Et le dirigeant allemand de citer en exemple la technologie stop-light online (les feux de circulation connectés). Ce système permet à un véhicule Audi de calculer la vitesse optimale pour circuler sans s’arrêter : « Si tous les feux de circulation d’Allemagne étaient connectés, nous pourrions réduire la consommation de carburant de 900 millions de litres par an, soit un réduction des émissions de CO2 de plus de 2 millions de tonnes ».

Avec son piloted parking, qui permet aux conducteurs de garer son véhicule sans se trouver à l’intérieur de celui-ci, Audi permet aussi de gagner de la place en ville : « L’espace requis dans le parking est réduit d’un tiers, puisque il n’est plus nécessaire de laisser un espace pour que le conducteur entre et sorte de la voiture. Ainsi, les villes gagneront de la place, notamment pour le stationnement ».

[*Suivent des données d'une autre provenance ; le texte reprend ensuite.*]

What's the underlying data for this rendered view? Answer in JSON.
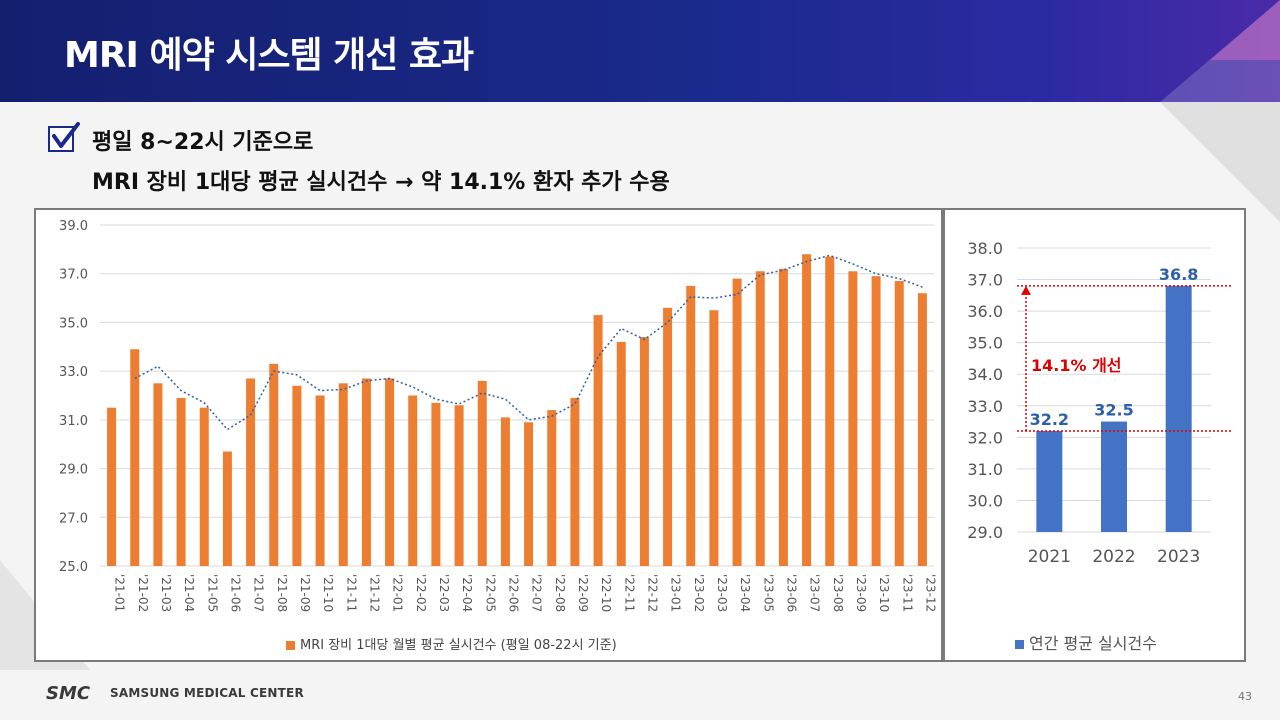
{
  "header": {
    "title": "MRI 예약 시스템 개선 효과"
  },
  "subtitle": {
    "line1": "평일 8~22시 기준으로",
    "line2": "MRI 장비 1대당 평균 실시건수 → 약 14.1% 환자 추가 수용"
  },
  "colors": {
    "bar": "#ed7d31",
    "trend": "#2e5fa8",
    "bar2": "#4472c4",
    "label2": "#2e5fa8",
    "annotation": "#e00000"
  },
  "chart_data": [
    {
      "type": "bar",
      "title": "",
      "categories": [
        "'21-01",
        "'21-02",
        "'21-03",
        "'21-04",
        "'21-05",
        "'21-06",
        "'21-07",
        "'21-08",
        "'21-09",
        "'21-10",
        "'21-11",
        "'21-12",
        "'22-01",
        "'22-02",
        "'22-03",
        "'22-04",
        "'22-05",
        "'22-06",
        "'22-07",
        "'22-08",
        "'22-09",
        "'22-10",
        "'22-11",
        "'22-12",
        "'23-01",
        "'23-02",
        "'23-03",
        "'23-04",
        "'23-05",
        "'23-06",
        "'23-07",
        "'23-08",
        "'23-09",
        "'23-10",
        "'23-11",
        "'23-12"
      ],
      "values": [
        31.5,
        33.9,
        32.5,
        31.9,
        31.5,
        29.7,
        32.7,
        33.3,
        32.4,
        32.0,
        32.5,
        32.7,
        32.7,
        32.0,
        31.7,
        31.6,
        32.6,
        31.1,
        30.9,
        31.4,
        31.9,
        35.3,
        34.2,
        34.4,
        35.6,
        36.5,
        35.5,
        36.8,
        37.1,
        37.2,
        37.8,
        37.7,
        37.1,
        36.9,
        36.7,
        36.2
      ],
      "trend": {
        "type": "moving-average-2",
        "style": "dotted"
      },
      "ylim": [
        25.0,
        39.0
      ],
      "yticks": [
        "25.0",
        "27.0",
        "29.0",
        "31.0",
        "33.0",
        "35.0",
        "37.0",
        "39.0"
      ],
      "legend": "MRI 장비 1대당 월별 평균 실시건수 (평일 08-22시 기준)"
    },
    {
      "type": "bar",
      "title": "",
      "categories": [
        "2021",
        "2022",
        "2023"
      ],
      "values": [
        32.2,
        32.5,
        36.8
      ],
      "data_labels": [
        "32.2",
        "32.5",
        "36.8"
      ],
      "ylim": [
        29.0,
        38.0
      ],
      "yticks": [
        "29.0",
        "30.0",
        "31.0",
        "32.0",
        "33.0",
        "34.0",
        "35.0",
        "36.0",
        "37.0",
        "38.0"
      ],
      "legend": "연간 평균 실시건수",
      "annotation": "14.1% 개선"
    }
  ],
  "footer": {
    "logo": "SMC",
    "name": "SAMSUNG MEDICAL CENTER",
    "page": "43"
  }
}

Pour Rupert Stadler, définir le rôle de la mobilité intelligente dans la société moderne est un challenge très intéressant. « Nous avons besoin de nous accorder sur la manière dont nous voulons utiliser la technologie pour plus de sécurité, d’efficience, de durabilité et une meilleure qualité de vie ».

Une vision partagée par un nombre croissant d’acteurs de l’automobile. Mais aussi par tous ceux qui contribuent à l’avènement des smart cities.